Jakarta, JurnalBabel.com – Tugas baru menanti DPR yang belum lama ini bersama Pemerintah mengesahkan Undang-Undang (UU) Omnibus Law Cipta Kerja yang menimbulkan kontroversi di masyarakat. Kini DPR sedang mempersiapkan Rancangan Undang-Undang (RUU) tentang Larangan Minuman Beralkohol.
RUU ini bukan usulan baru, melainkan sudah beberapa periode dibahas di DPR. Namun hingga kini belum sampai pada tahap dibawa ke rapat paripurna DPR untuk disahkan menjadi UU bersama Pemerintah.
Saat ini RUU yang sudah masuk dalam program legislasi nasional (prolegnas) prioritas 2020, diusulkan oleh 21 anggota DPR yang terdiri dari 18 anggota Fraksi PPP, 2 anggota Fraksi PKS dan 1 anggota Fraksi Gerindra.
RUU ini belum masuk tahap pembahasan. Baru tahap harmonisasi di Badan Legislasi (Baleg) DPR. Pada Selasa (10/11/2020) di DPR, Baleg DPR mengadakan rapat dengan pendapat (RDP) untuk mendengarkan penjelasan pengusul RUU Larangan Minuman Beralkohol yang diwakilkan oleh Illiza Sa’aduddin Djamal, anggota Baleg DPR dari Fraksi PPP.
Illiza mengatakan spirit dan tujuan RUU ini selaras dengan tujuan negara sebagaimana termaktub dalam alinea ke-4 UUD 1945. Yakni larangan minuman beralkohol merupakan amanah konstitusi dan agama, pasal 28H ayat 1 undang-undang dasar Negara Republik Indonesia tahun 1945 (UUD 1945) yang berbunyi “setiap orang berhak hidup sejahtera lahir dan batin, bertempat tinggal dan mendapatkan lingkungan hidup yang baik, dan berhak memperoleh pelayanan kesehatan.”
Illiza melanjutkan di dalem Al-qur’an juga menyebutkan dalam surat Al-Maidah (90-91) yang artinya “wahai orang-orang yang beriman, sesungguhnya minumana keras, berjudi, (berkurban untuk berhala), dan mengundi nasib dengan anak panah, adalah perbuatan keji dan termasuk perbuatan setan, maka jauhilah (perbuatan-perbuatan) itu agar kamu beruntung.”

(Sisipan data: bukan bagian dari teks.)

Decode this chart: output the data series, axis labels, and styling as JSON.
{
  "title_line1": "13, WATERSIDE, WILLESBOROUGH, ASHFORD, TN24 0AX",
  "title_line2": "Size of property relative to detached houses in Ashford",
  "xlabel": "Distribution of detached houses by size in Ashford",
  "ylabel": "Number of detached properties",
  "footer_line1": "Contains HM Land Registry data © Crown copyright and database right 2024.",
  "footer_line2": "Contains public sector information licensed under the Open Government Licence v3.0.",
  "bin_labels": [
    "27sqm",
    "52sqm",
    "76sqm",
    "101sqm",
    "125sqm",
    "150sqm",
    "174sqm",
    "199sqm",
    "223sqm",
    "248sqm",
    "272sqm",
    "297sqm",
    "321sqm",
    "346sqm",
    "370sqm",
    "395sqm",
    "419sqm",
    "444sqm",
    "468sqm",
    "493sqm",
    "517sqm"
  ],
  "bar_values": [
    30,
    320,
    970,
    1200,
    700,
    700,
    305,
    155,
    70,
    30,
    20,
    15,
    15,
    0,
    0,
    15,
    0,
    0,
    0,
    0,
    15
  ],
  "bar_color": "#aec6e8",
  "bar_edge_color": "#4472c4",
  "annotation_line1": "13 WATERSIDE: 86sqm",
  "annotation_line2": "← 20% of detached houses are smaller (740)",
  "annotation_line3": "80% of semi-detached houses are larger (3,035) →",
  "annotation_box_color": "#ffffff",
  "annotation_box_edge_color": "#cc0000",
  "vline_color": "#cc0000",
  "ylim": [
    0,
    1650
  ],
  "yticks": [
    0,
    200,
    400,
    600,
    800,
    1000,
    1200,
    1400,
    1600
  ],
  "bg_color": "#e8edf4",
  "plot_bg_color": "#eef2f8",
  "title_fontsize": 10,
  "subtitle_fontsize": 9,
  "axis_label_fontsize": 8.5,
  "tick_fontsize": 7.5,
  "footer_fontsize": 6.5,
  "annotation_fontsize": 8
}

“RUU ini bertujuan melindungi masyarakat dari dampak negatif, menciptakan ketertiban, dan ketentraman di masyarakat dari para peminum minuman beralkohol. Selain itu adanya RUU ini juga untuk menumbuhkan kesadaran masyarakat mengenai bahaya minuman beralkohol,” kata Illiza Sa’aduddin Djamal.
Anggota Komisi X DPR ini juga mengungkapkan bahwa penelitian dunia terbaru tahun 2020 bidang minuman beralkohol membuktikan bahwa tidak ada kadar aman bagi setiap pengkonsumsi alkohol. Resiko bahaya bagi kesehatan meningkat sejalan dengan jumlah alkohol yang terus dikonsumsikan.
Begitu juga laporan WHO tentang status global tentang alkohol dan kesehatan tahun 2018 menegaskan bahwa minuman beralkohol berbahaya bagi berbagai macam masalah kesehatan bagi tubuh, masalah sosial dan kecelakaan lalulintas, juga termasuk penyebab dari 7 sebab kematian tertinggi dunia.
Selanjutnya legislator asal Aceh ini menjabarkan sejumlah poin usulan norma larangan minuman beralkohol. Diantaranya, setiap orang yang memeluk agama Islam dan agama lainnya dilarang untuk memproduksi, memasukkan, menyimpan, mengedarkan, dan/atau ,menjual dan mengkonsumsi larangan minuman beralkohol golongan A, golongan B, golongan C, minuman beralkohol tradisional, dan minuman beralkohol campuran atau racikan yang memabukkan.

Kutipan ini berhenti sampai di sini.